ShapeShifting

Ember recently transitioned to using WeakMaps (when available) to store its meta. This meta is used for book keeping, such as is a given object dirty, who is watching a given object, and a location to store other cached information about an object.

Our hope was by moving to WeakMaps we could:

  1. no longer polute objects with __ember_meta__ property
  2. avoid costly Object.defineProperty for non-enumerability
  3. avoid "Shape Changes" associated with adding an additional property to all tracked objects.
  4. Improve Performance

As it turns out 1, 2 have been nicely addressed. Unfortuantely performance isn't much improved, and it seems in some scenarios it may be actualy somewhat negative. The complex list benchmark suggests that as much as 5% of time is spent just in WeakMap land.

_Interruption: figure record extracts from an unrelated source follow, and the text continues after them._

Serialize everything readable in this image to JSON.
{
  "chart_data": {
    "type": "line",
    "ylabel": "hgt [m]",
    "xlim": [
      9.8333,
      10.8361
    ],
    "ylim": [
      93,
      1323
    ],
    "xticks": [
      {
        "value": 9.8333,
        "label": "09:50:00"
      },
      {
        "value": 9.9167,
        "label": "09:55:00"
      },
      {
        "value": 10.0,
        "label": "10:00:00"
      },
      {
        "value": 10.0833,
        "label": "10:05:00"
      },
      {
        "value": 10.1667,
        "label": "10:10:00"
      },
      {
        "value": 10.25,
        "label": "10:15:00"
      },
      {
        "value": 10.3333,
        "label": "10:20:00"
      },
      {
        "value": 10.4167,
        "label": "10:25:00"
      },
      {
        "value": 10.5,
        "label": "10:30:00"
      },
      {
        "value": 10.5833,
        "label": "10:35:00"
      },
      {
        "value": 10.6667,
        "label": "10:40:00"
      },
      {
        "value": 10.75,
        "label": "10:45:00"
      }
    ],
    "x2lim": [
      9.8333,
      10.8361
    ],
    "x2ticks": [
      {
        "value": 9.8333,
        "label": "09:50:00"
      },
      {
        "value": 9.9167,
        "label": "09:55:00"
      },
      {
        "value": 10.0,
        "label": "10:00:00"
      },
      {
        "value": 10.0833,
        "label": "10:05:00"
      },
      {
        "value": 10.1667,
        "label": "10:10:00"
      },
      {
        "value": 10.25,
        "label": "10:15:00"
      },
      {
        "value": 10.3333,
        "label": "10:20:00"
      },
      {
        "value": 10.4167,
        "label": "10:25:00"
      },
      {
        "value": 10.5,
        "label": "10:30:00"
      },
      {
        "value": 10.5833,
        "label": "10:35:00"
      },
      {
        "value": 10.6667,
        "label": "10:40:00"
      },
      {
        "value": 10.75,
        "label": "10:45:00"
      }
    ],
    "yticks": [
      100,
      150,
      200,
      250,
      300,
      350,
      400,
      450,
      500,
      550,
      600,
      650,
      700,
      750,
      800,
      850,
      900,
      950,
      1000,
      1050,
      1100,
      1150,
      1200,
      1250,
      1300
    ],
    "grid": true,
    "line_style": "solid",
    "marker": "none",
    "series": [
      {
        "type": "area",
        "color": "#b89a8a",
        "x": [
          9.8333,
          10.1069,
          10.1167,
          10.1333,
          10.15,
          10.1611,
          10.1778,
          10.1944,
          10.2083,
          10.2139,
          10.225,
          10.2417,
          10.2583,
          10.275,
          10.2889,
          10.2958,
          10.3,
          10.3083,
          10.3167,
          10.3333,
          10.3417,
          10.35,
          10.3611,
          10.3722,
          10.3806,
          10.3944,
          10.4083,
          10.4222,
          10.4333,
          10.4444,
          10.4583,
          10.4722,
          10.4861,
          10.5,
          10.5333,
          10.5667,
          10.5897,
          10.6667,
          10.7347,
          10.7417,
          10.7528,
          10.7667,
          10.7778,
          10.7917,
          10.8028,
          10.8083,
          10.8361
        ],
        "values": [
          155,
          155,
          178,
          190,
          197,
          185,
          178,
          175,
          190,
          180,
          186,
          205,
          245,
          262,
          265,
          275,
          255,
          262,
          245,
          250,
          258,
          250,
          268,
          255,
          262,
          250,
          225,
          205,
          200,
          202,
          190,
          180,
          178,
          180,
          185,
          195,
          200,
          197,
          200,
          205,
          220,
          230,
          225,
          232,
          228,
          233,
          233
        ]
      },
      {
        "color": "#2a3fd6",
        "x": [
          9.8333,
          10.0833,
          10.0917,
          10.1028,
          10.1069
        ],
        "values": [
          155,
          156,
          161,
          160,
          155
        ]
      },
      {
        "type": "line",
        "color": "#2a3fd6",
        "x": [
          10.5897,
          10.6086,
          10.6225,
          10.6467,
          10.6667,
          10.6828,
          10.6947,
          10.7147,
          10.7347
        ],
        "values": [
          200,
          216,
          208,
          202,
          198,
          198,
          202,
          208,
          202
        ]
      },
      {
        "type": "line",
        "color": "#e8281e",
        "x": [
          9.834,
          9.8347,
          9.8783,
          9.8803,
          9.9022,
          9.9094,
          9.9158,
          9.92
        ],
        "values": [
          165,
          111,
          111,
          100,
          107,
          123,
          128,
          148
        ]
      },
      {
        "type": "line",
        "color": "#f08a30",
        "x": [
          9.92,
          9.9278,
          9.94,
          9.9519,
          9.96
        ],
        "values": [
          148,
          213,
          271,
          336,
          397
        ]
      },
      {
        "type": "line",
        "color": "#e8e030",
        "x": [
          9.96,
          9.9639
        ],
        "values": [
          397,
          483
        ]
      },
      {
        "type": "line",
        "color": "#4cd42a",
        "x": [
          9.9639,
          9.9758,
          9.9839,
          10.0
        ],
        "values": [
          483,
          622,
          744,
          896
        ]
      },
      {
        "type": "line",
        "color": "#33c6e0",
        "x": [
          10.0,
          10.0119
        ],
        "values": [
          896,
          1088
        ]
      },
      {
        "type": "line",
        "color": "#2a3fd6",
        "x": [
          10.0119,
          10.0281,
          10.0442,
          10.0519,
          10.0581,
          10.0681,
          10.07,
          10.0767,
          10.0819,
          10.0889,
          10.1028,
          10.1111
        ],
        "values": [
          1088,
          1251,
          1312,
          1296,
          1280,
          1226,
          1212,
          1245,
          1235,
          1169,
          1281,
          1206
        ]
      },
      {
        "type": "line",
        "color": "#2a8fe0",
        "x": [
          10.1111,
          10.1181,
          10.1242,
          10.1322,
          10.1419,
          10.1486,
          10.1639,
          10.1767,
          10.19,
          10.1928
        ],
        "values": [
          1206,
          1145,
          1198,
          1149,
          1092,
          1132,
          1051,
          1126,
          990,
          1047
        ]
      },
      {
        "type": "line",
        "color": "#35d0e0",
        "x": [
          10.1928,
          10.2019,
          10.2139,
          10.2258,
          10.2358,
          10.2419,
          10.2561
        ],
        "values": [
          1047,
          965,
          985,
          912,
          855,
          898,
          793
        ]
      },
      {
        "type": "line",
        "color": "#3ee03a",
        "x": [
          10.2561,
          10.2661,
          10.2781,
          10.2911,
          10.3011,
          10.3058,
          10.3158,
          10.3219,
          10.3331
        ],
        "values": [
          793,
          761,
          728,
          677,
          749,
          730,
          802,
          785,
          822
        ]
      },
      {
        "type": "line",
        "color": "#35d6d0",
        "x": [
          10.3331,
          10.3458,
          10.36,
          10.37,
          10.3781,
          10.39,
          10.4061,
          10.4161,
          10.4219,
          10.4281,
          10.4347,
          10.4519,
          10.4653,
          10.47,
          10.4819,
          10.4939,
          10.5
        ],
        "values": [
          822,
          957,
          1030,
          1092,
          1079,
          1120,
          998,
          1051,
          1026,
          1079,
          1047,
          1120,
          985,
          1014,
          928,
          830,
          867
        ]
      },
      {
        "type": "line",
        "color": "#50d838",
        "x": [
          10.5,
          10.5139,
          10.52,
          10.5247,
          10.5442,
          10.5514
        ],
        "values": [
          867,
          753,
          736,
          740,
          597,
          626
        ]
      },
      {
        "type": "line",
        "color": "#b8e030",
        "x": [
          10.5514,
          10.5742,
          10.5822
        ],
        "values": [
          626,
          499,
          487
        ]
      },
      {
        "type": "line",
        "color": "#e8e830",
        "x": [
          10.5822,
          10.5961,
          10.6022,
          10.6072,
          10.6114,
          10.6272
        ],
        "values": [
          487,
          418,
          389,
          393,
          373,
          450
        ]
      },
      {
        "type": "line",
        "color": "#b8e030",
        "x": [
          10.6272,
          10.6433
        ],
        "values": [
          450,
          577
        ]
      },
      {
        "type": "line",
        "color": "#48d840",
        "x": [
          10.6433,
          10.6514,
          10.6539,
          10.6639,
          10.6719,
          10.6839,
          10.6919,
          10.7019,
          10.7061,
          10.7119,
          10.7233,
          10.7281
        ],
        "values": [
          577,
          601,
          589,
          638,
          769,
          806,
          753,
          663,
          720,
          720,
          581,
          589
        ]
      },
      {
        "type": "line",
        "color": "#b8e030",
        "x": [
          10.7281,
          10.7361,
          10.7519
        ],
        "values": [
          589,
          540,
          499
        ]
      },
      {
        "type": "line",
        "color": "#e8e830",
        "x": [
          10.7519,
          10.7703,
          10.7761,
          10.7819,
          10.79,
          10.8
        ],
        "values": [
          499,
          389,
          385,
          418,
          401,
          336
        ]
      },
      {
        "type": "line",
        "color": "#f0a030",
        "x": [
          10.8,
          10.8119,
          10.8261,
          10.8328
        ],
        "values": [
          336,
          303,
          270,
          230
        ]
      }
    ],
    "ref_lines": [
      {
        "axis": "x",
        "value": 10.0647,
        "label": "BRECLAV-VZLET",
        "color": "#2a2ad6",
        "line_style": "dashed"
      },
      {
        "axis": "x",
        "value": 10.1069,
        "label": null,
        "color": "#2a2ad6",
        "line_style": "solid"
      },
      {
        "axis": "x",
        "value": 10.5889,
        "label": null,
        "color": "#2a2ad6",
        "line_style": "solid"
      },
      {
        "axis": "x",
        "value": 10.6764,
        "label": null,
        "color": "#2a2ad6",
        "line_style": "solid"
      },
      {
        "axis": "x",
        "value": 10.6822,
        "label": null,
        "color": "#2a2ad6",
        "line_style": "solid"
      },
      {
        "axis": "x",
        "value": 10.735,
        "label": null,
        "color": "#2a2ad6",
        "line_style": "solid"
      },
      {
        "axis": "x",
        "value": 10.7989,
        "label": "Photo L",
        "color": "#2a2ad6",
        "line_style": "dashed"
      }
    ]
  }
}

After Speaking with @bmeurer, he shared that the V8 team has also seen this, and they have several ideas:

Today in v8 when an object is used as a key in a collection (Set, Map, WeakMap, WeakSet) the object still must add a property to that object to store a unique identifier and doing so causes the objects shape to change.

Given:

// index.js
let set = new WeakSet();
let obj = { };
print('-- set.add(obj) --');
set.add(foo);

Example:

d8_debug --trace-maps index.js

note: d8_debug is an alias to path/to/v8/out/x64.debug/d8 which was built via make native debug on v8@26bc590629

Output

-- set.add(obj) --
[TraceMaps: Transition from= 0x3460b3c032d9 to= 0x3460b3c0f569 name= <hash_code_symbol> ]

What we are seeing is obj recieving a new property <has-code-symbol>, which transitions obj into a new shape. Now code "optimized" to work with the old shape of object will be invalid, and require recompile if used with the new shaped ojb.

<has_code_symbol> is the property which contains the hash code used for Map/Set/WeakSet/WeakMap identity, and it set here:

function GetHash(key) {
  var hash = GetExistingHash(key);
  if (IS_UNDEFINED(hash)) {
    hash = (MathRandom() * 0x40000000) | 0;
    if (hash === 0) hash = 1;
    SET_PRIVATE(key, hashCodeSymbol, hash); // <-- adds a property to key (our object)
  }
  return hash;
}
%SetForceInlineFlag(GetHash);

codez in v8:

  1. https://github.com/v8/v8/blob/master/src/js/weak-collection.js#L57
  2. https://github.com/v8/v8/blob/9e5a064197ca3db0ff39bcc04767494ead4aa929/src/js/collection.js#L89
  3. https://github.com/v8/v8/blob/9e5a064197ca3db0ff39bcc04767494ead4aa929/src/js/collection.js#L107
  4. https://github.com/v8/v8/blob/9e5a064197ca3db0ff39bcc04767494ead4aa929/src/js/collection.js#L112 <-- mutates

Although objects all do have a unique pointer, the pointer itself may change do to the garbage collector moving things around.

My first thought was, what if all objects already had a private hash property. Unfortunately I was informed this would result in unwanted memory waste, as this property and value are typically unused.

Instead, the idea being proposed is more creative. Today, all objects have the following layout:

// TODO
type
properties <-- inlined properties/values
elements <-- either empty, or a pointer to a position backing store

Given that the elements pointer is often unused, it can serve as the hash value. If it is used as a pointer, the first position in the elements storage would be that hash value.

This would illiminate the shape changed associated with using an object as a key in a collection such as Map Set WeakMap WeakSet, all while minizing memory overhead.